2 Samuël 9:10-11
2 Samuël 9:10-11 Statenvertaling (Importantia edition) (STV)
Daarom zult gij voor hem het land bearbeiden, gij, en uw zonen, en uw knechten, en zult de vruchten inbrengen, opdat de zoon uws heren brood hebbe, dat hij ete; en Mefiboseth, de zoon uws heren, zal geduriglijk brood eten aan mijn tafel. Ziba nu had vijftien zonen en twintig knechten. En Ziba zeide tot den koning: Naar alles, wat mijn heer de koning zijn knecht gebiedt, alzo zal uw knecht doen. Ook zou Mefiboseth, etende aan mijn tafel, als een van des konings zonen zijn.
2 Samuël 9:10-11 Herziene Statenvertaling (HSV)
Daarom moet u voor hem het land bewerken, u, uw zonen en uw slaven, en u moet hem de opbrengst brengen, zodat de zoon van uw heer voedsel heeft om te eten. Mefiboseth, de zoon van uw heer, zal voortdurend aan mijn tafel de maaltijd gebruiken.
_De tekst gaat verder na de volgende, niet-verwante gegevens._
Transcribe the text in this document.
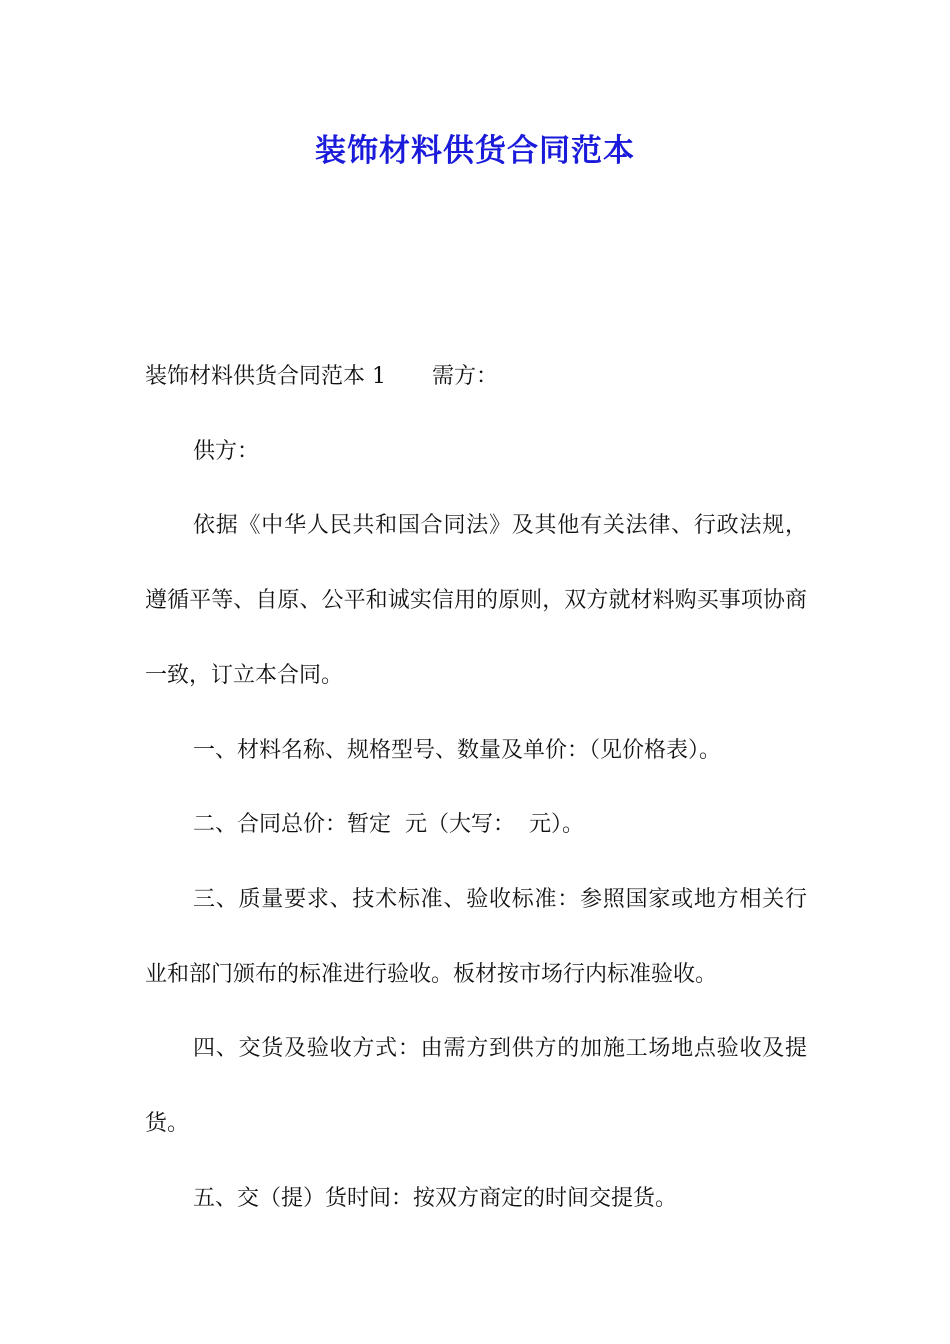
装饰材料供货合同范本

装饰材料供货合同范本 1 需方：

供方：

依据《中华人民共和国合同法》及其他有关法律、行政法规，遵循平等、自原、公平和诚实信用的原则，双方就材料购买事项协商一致，订立本合同。

一、材料名称、规格型号、数量及单价：（见价格表）。

二、合同总价：暂定  元（大写：  元）。

三、质量要求、技术标准、验收标准：参照国家或地方相关行业和部门颁布的标准进行验收。板材按市场行内标准验收。

四、交货及验收方式：由需方到供方的加施工场地点验收及提货。

五、交（提）货时间：按双方商定的时间交提货。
Nu had Ziba vijftien zonen en twintig slaven. En Ziba zei tegen de koning: Overeenkomstig alles wat mijn heer de koning zijn dienaar gebiedt, zo zal uw dienaar doen; Mefiboseth zal aan mijn tafel eten als een van de zonen van de koning.
2 Samuël 9:10-11 NBG-vertaling 1951 (NBG51)
Gij moet voor hem het land bewerken, gij, uw zonen en uw knechten, en de oogst binnenhalen, opdat de zoon van uw heer te eten hebbe. Mefiboset, de zoon van uw heer, zal geregeld aan mijn tafel eten. Siba nu had vijftien zonen en twintig knechten. Siba zeide tot de koning: Geheel zoals mijn heer de koning zijn knecht gebiedt, zal uw knecht doen. Dus at Mefiboset aan de tafel van David als een der zonen van de koning.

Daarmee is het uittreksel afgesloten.